Les Plasticiens ne se préoccupent en rien, du moins consciemment, des significations possibles de leurs peintures. Mais comme en ne cherchant pas à lui donner une valeur littérale, ils n’excluent aucune des significations inconscientes possibles, elle devient de ce chef le reflet de leur propre humanité.

En somme les Plasticiens obéissent à la nature, et c’est pourquoi leurs peintures tendent vers une complète autonomie en tant qu’objets.

Les Plasticiens ne prétendent pas apporter des apparences tout à fait nouvelles, ni immuables. Malraux a écrit que les tableaux naissent des tableaux. L’intuition même la plus pure s’exprime toujours à un certain degré par le truchement de souvenirs.

Le travail des Plasticiens s’inscrit également dans l’histoire de la peinture au Canada et plus spécifiquement à Montréal. La peinture non-figurative a acquis à Montréal ses droits de cité depuis les premières expositions automatistes. Elle a pu naître ailleurs avant, mais elle est véritablement née ici alors. Dans la solution qu’apportent les Plasticiens au problème posé par leur désir de peindre, la résolution automatiste amorcée par Borduas apparaît comme germinale.

La renaissance avait libéré les arts de la servitude à un rituel spirituel. Les divers grands mouvements du XIXe siècle et finalement, le Dadaïsme, le Surréalisme et l’Automatisme les ont libérés de la servitude à un rituel matérialiste. Mondrian a permis de réduire l’ultime aliénation de l’oeuvre peinte, l’extériorisation de la concentration sur soi-même.

Aphorismes Plasticiens

Le véritable rôle de l’artiste est d’engendrer la soif de la vérité. Le sens des oeuvres est toujours faussé par leur publication. Aussi la mise-au-monde doit-elle le plus possible coïncider avec la création.

Il faut travailler à  engendrer un climat d’inquiétude vis-à -vis des arts de la part du public, et non pas simplement une familiarité qui tourne facilement au mépris.

Il ne reste de spirituel que l’angoisse.

Il n’y a pas en 1955 d’art sacré : l’art est sacré.

La création qui est aussi intuition est l’unique forme de la vérité.

Est respectable dans son intégrité tout art vrai.

Est respectable dans son intégrité toute oeuvre dont j’ai l’intuition qu’elle est vraie pour son créateur.

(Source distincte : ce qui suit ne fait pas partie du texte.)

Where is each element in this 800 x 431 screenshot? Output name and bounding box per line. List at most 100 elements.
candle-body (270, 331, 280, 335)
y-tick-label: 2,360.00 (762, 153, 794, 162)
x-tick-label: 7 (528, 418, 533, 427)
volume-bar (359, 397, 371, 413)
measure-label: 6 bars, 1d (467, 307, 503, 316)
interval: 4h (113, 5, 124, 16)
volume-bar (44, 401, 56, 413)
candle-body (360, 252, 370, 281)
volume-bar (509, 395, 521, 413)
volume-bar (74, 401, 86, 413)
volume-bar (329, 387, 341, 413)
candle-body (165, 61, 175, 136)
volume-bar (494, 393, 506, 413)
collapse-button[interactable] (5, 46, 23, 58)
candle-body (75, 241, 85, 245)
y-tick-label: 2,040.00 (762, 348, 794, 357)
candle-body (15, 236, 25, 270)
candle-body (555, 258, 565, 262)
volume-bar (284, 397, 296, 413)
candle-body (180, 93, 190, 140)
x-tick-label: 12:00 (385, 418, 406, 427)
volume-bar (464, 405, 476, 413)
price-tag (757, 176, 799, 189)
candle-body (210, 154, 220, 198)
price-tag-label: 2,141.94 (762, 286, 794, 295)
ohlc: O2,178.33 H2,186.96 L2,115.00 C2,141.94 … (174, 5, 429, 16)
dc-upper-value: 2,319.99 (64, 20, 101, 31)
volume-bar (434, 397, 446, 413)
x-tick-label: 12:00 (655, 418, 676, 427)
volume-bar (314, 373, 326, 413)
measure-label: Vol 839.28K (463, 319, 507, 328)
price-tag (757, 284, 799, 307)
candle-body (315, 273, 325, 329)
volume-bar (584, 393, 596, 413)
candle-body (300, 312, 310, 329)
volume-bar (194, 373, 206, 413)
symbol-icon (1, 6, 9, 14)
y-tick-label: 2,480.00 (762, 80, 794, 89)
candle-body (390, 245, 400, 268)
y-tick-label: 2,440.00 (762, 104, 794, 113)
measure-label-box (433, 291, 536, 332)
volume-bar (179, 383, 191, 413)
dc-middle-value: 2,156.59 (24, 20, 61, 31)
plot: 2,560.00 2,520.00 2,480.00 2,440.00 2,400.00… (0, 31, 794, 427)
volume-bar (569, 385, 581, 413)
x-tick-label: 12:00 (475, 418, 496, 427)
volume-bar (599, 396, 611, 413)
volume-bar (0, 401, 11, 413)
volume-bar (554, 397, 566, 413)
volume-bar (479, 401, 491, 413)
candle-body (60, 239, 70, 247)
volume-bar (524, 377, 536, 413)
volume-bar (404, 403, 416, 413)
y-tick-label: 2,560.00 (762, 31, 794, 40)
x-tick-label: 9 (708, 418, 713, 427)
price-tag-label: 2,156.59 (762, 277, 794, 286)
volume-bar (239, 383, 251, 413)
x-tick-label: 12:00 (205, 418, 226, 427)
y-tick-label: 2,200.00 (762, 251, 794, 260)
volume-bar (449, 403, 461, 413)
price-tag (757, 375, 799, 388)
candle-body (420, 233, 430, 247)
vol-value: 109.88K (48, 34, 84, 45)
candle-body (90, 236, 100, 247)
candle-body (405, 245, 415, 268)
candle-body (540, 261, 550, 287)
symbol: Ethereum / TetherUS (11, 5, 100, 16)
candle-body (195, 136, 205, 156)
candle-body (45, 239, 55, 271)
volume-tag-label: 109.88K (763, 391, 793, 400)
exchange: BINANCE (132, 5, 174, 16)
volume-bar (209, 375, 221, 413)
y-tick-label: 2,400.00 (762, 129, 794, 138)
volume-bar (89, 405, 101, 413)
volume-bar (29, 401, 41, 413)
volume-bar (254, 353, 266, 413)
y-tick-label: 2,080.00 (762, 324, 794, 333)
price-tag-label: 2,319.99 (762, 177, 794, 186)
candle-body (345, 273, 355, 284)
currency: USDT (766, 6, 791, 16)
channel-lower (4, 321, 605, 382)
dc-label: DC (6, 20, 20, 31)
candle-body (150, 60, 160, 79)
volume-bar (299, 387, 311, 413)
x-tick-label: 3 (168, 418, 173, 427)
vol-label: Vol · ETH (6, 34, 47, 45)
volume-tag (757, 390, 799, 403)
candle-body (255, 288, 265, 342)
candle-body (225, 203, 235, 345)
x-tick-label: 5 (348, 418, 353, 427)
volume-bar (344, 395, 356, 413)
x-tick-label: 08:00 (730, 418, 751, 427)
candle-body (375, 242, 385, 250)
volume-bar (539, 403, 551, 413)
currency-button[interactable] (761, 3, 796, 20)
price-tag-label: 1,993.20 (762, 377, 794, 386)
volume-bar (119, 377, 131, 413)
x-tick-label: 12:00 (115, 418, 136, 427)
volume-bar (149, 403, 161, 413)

C’est là  ce qu’on appelle l’amour du prochain, l’existence de l’autre.

Une oeuvre peut n’être pas la création de celui qui l’exécute, mais de celui qui la regarde ou d’une collectivité, plus simplement.

Ce mode d’existence d’une oeuvre aussi la rend respectable.
 
Une oeuvre peut être le moment de vérité d’un peuple, d’une civilisation.
 
Mais le goût, la propension, l’acceptation ne peuvent pas être critères de vérité : seule l’intuition intuitionnée l’est.